The “kill them with kindness” routine only perpetuates the system of abuse. They are aware that the “customer is always right” and will work that notion until you’ve let them return every one of their two-year-old sweaters that have started to pill and given them every discount they can justify.
16. You’re aware of the strange effect being near a cash register has on people.
Something about parting with money renders people completely irrational. People will say the craziest things if they think it will help them save a few dollars. Women rummaging through Birkin bags–yes, BIRKIN bags–will argue over the tax until you return the items, re-buy them, and ship them to their mother’s brother’s cousin’s house because the sales tax is lower there.
17. No good deed ever goes unpunished, ever.
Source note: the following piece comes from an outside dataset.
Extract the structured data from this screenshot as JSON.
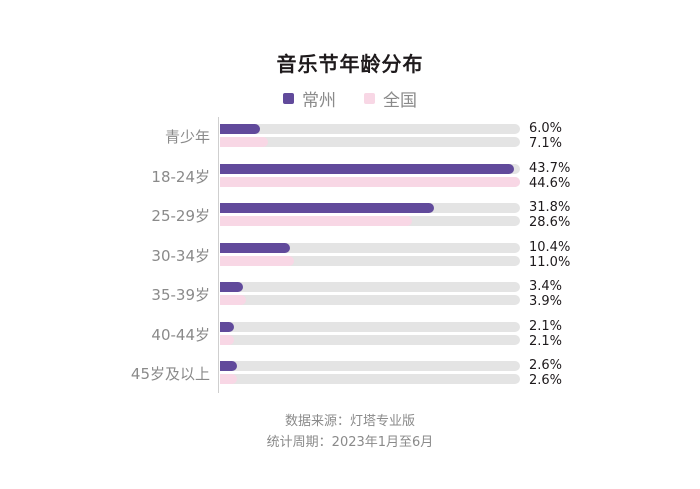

You think staying an extra half hour after the store closes to help your customer find her perfect interview outfit was a great idea…until she says she doesn’t even have her credit card with her. And then leaves another extra half hour of work all over the floor of the fitting room. Cool!
18. People have very little respect for your time or job in general.
People start fitting rooms long after the music has been turned off and the front doors have been locked. They ask you, “what do actually want to do?” and “when are you going to get a real job?” Their comments will only further encourage your dependency on wine.
19. Wine and whining are your two favorite activities.
There is nothing more rewarding than a post work drink with your coworkers where you can complain about everything that is wrong with retail and thus the world.
20. Not all humans are horrible.
You will be annoyed by 60% of the customers you help and unphased by the other 30% but the remaining 10% of customers will restore your faith in humanity and give you the strength to refold another shirt and hang up another dress. These people give you hope and you hold on tight to those interactions often referring to them in your darkest hours (say 5 a.m. on Black Friday).